Reputation: 35
Edit: The Question was meant as "is a function pointer atomic in the C standard".
Is a variable, which is a pointer to a function itself, thread-safe? With thread-safe, I mean, is the value always defined? Like, is it always a legal value, the address of an existing function? (Some function I assigned at some point to this value.)
I think storing the value in the variable should always be a single assembler instruction (similar to "reading"). Considering that, it should be fine, shouldn't it?
NOTE: I mean on a single core CPU. (I'm not sure if this makes a difference.)
Example, for code, set_a()
and do_something()
in the code below could be called from any thread at any time.
Test.h
typedef int fn_t (int a);
void set_a(fn_t * fn);
void do_something(void);
Test.c
static fn_t * a;
void set_a(fn_t * fn){
a = fn;
}
void do_something(void){
if (a != NULL && a(1) == 0){
printf(" Happend \n");
}
printf("Doing something else \n");
}
Upvotes: 1
Views: 130
Reputation: 181179
Is a variable, which is a pointer to a function itself, thread-safe? With thread-safe, i mean is the value always defined? Like is it always a legal value, a adr of a existing function.
No, regardless of threading. Neither object pointers nor function pointers are automatically guaranteed to contain addresses of valid targets. For example,
void (**p)(void) = malloc(sizeof(*p));
void (*fp1)(void) = (void (*)(void)) 0;
void (*fp2)(void) = (void (*)(void)) *p;
However, it is true that all functions live and keep the same address for the the entire run of the program, so once you take the address of an existing function, the result never becomes a dangling pointer.
It is also true that functions and their addresses are not thread-specific. A function pointer valid in one thread is also valid and points to the same function in any other thread in the same run of the program.
I think storing the value in the variable should always be a single assembler instruction (similar to "reading").
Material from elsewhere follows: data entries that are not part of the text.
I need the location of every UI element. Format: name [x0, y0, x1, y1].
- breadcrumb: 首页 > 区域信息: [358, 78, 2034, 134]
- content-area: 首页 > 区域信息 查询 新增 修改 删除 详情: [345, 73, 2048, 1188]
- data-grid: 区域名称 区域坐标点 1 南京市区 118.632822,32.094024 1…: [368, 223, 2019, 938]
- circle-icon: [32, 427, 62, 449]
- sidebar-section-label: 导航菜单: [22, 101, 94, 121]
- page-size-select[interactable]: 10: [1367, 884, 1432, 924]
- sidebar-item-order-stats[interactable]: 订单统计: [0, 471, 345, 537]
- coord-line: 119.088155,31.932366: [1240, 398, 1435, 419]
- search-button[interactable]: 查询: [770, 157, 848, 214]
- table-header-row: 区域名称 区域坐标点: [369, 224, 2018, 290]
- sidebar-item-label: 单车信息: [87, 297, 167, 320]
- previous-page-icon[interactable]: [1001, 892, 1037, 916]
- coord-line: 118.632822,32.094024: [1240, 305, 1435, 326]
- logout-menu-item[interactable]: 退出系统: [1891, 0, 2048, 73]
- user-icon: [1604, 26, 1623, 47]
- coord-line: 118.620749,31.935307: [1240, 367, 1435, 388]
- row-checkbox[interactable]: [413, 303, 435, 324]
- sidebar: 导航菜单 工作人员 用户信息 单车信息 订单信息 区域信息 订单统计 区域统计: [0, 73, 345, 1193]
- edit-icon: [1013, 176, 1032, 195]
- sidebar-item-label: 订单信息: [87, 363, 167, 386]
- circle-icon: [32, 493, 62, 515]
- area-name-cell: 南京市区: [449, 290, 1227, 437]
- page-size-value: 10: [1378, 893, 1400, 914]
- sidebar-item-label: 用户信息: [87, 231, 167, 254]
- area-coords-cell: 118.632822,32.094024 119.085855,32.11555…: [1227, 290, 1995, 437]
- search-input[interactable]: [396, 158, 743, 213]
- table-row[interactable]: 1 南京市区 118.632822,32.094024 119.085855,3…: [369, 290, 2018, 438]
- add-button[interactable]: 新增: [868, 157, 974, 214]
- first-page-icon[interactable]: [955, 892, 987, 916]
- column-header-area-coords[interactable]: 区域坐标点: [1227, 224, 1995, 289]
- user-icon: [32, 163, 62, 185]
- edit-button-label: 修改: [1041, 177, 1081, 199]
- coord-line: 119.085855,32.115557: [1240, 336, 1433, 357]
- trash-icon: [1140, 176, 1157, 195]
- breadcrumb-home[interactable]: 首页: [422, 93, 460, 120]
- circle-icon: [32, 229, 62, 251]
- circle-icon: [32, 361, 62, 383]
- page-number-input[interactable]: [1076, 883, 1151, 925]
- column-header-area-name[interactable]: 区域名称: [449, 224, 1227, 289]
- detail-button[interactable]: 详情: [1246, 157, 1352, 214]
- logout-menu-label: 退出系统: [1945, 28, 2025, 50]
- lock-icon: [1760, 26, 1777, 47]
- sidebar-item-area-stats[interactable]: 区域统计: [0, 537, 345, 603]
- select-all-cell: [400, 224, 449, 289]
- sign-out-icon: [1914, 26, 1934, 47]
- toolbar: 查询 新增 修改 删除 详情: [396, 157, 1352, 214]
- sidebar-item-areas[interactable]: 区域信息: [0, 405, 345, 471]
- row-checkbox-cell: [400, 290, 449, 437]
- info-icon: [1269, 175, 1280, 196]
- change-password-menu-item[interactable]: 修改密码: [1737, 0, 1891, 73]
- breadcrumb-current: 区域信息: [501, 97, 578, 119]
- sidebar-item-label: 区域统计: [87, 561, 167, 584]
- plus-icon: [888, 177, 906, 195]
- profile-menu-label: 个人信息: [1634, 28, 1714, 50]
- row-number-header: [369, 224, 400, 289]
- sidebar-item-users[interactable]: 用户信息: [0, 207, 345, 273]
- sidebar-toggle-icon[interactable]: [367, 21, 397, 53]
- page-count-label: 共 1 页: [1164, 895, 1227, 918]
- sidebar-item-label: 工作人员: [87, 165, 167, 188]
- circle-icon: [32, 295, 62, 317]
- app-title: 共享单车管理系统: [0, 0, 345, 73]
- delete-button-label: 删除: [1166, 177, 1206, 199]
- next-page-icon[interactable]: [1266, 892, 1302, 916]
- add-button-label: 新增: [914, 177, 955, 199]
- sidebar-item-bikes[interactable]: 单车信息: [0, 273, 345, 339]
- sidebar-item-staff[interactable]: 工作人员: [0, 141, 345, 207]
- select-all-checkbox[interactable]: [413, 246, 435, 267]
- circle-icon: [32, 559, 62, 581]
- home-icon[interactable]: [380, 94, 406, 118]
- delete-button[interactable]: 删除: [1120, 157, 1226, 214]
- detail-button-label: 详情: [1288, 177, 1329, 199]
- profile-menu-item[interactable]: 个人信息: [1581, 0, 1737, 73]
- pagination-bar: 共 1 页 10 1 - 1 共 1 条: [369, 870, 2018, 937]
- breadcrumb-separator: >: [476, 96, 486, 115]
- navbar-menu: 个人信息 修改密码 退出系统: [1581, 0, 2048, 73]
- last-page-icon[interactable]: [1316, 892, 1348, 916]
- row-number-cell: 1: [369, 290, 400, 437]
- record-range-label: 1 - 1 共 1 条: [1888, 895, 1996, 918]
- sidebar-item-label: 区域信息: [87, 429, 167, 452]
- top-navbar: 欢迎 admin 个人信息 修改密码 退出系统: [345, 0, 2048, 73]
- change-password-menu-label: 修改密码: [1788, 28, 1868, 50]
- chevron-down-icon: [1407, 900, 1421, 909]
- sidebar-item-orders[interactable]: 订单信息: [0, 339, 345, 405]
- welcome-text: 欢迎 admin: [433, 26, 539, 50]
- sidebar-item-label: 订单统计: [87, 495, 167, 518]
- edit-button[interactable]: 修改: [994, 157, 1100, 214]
Considering that it sould be fine, shouldnt it?
That has little to do with thread safety, and it is not a special characteristic of function pointers. What you're asking seems more like whether accesses to objects of function pointer type are atomic. But at the level of the C language, that is not much related to how any given CPU implements reads and writes of values of that type. C has explicitly atomic types, but it does not recognize any accidentally atomic ones.
Example for code, set_a() and do_something() could be called from any thread at any time.
If one thread calls your set_a()
and a different one calls your do_something()
, without any synchronization between those calls, then the program contains a data race, and its behavior is undefined. This is true as long as the type of a
is not atomic, regardless of what its specific type is.
Upvotes: 1
Reputation: 27190
Is a variable, which is a pointer to a function itself, thread-safe?
You are asking the wrong question. It doesn't matter whether the variable is "thread-safe" (whatever that means*) or not. Your code uses the variable in a way that is not thread-safe.
This expression, a != NULL && a(1) == 0
first tests the value, and then uses the pointer. Nothing prevents some other thread from changing the value between the test and the use.
Thread-safe variables and objects do not magically confer thread-safety upon the code that uses them. A program as a whole is not "thread-safe" unless it is thread-safe at every level.
* If someone says that a variable is "thread-safe," they usually mean that no thread will ever see the variable contain any value other than its initial value or a value that the program stored in it. I don't know whether C pointer variables always have that property or not.